Taillevent’s 23 waiters and 18 cooks perform a new show every day, sticking to a precise script, but where there is still a little room for improvisation. According to Alain Soliveres, the kitchen head, few restaurants are able to pull off such a performance: “there needs to be a complete trust between the dining room and the kitchen staff. There can be no cheating: we show the products as they are, in their original beauty, like the semi-wild duck roasted in spices or the blue lobster in a pastry-sealed casserole dish.”
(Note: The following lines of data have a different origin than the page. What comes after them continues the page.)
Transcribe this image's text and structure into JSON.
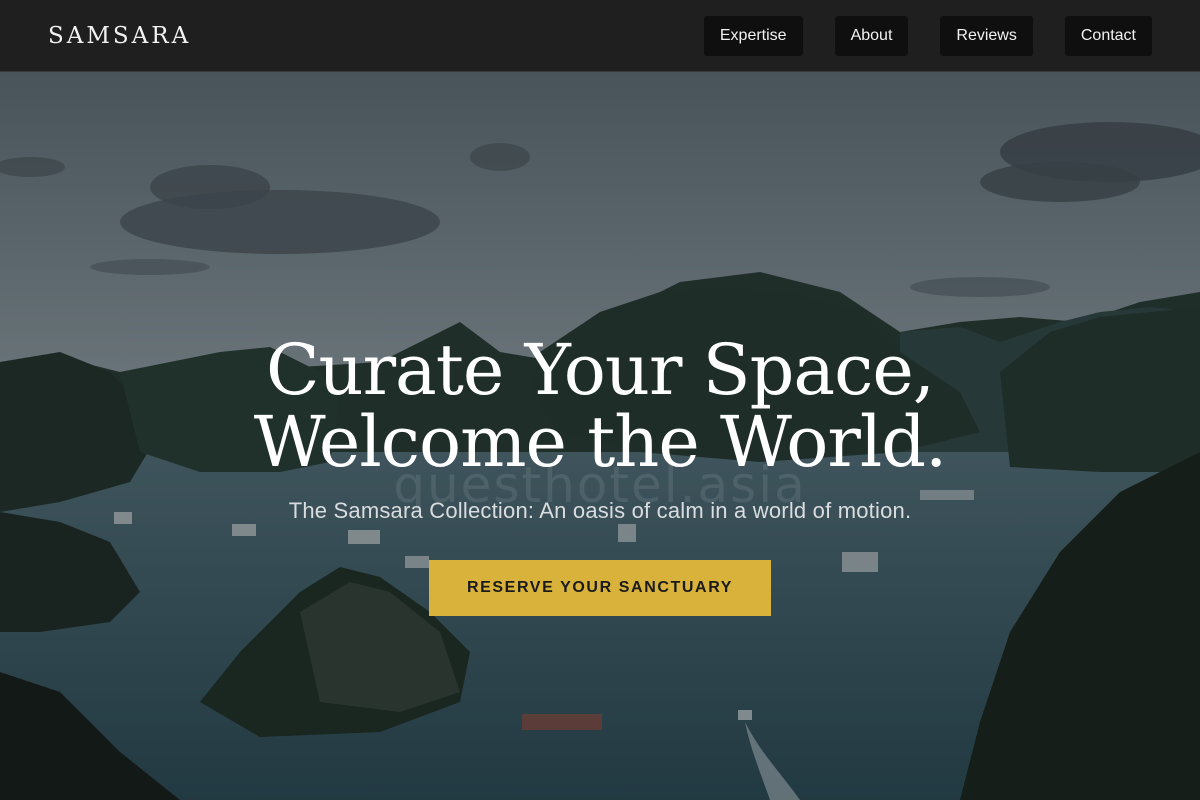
{
  "header": {
    "brand": "SAMSARA",
    "nav": [
      {
        "label": "Expertise"
      },
      {
        "label": "About"
      },
      {
        "label": "Reviews"
      },
      {
        "label": "Contact"
      }
    ]
  },
  "hero": {
    "title_line1": "Curate Your Space,",
    "title_line2": "Welcome the World.",
    "subtitle": "The Samsara Collection: An oasis of calm in a world of motion.",
    "watermark": "questhotel.asia",
    "cta_label": "RESERVE YOUR SANCTUARY"
  },
  "colors": {
    "header_bg": "#1f1f1f",
    "nav_button_bg": "#0f0f0f",
    "cta_bg": "#d8b23a",
    "text_light": "#ffffff"
  }
}
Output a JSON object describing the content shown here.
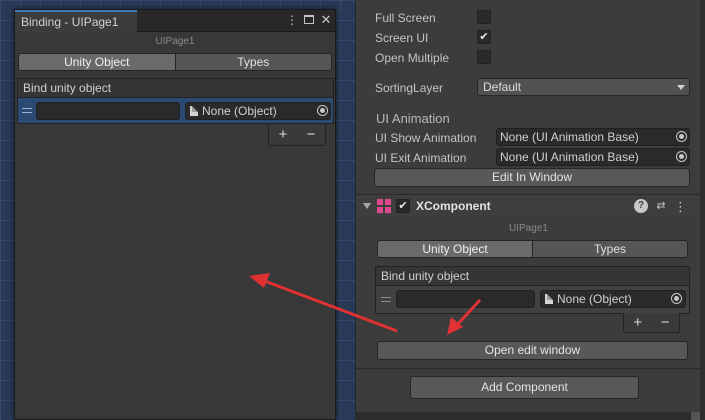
{
  "binding_window": {
    "tab_title": "Binding - UIPage1",
    "page_caption": "UIPage1",
    "tabs": [
      {
        "label": "Unity Object"
      },
      {
        "label": "Types"
      }
    ],
    "list_header": "Bind unity object",
    "object_field_value": "None (Object)",
    "add_symbol": "+",
    "remove_symbol": "−"
  },
  "inspector": {
    "full_screen_label": "Full Screen",
    "screen_ui_label": "Screen UI",
    "screen_ui_checked": "✔",
    "open_multiple_label": "Open Multiple",
    "sorting_layer_label": "SortingLayer",
    "sorting_layer_value": "Default",
    "ui_animation_title": "UI Animation",
    "show_anim_label": "UI Show Animation",
    "show_anim_value": "None (UI Animation Base)",
    "exit_anim_label": "UI Exit Animation",
    "exit_anim_value": "None (UI Animation Base)",
    "edit_in_window_button": "Edit In Window",
    "component": {
      "enabled_check": "✔",
      "title": "XComponent",
      "help_icon": "?",
      "settings_icon": "⇄",
      "menu_icon": "⋮",
      "page_caption": "UIPage1",
      "tabs": [
        {
          "label": "Unity Object"
        },
        {
          "label": "Types"
        }
      ],
      "list_header": "Bind unity object",
      "object_field_value": "None (Object)",
      "add_symbol": "+",
      "remove_symbol": "−",
      "open_edit_window_button": "Open edit window"
    },
    "add_component_button": "Add Component"
  },
  "colors": {
    "accent": "#3a79bb",
    "arrow": "#e03232",
    "component_icon": "#e0488e"
  }
}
The cuisine of this discreet chef from the Languedoc region in southwest France, is a “cook’s cuisine,” tasty and elevating, deceptively classic. Alain Soliveres is ever present. He keeps an eye on every dish and doesn’t just wipe a quick dishcloth on the rim of the plate. “I like strong flavors, spit-roasted meat, braising, frying, game meat, morel mushrooms, asparagus…”

Taillevent is also known for its love of wine. Andre Vrinat, who founded the restaurant in 1946 and his son Jean-Claude (who died in 2008) were the first restaurateurs in Paris to offer other wine regions than the classics from Bordeaux – notably wines from Burgundy. It has about 3,000 different wines in its cellar, under the responsibility of two passionate sommeliers: Pierre Berot and Stephane Jan.

Aside from the most prestigious wines – Chateau Latour, Patrus, Romanae-Conti – and the impossible to obtain –Coche-Dury, Raveneau, Grange des Peres – you can also find less known wines, which are sure to become tomorrow’s favorites, like the Domaine Guiberteau, Maxime Graillot, Cecile Tremblay or Jo Sergi.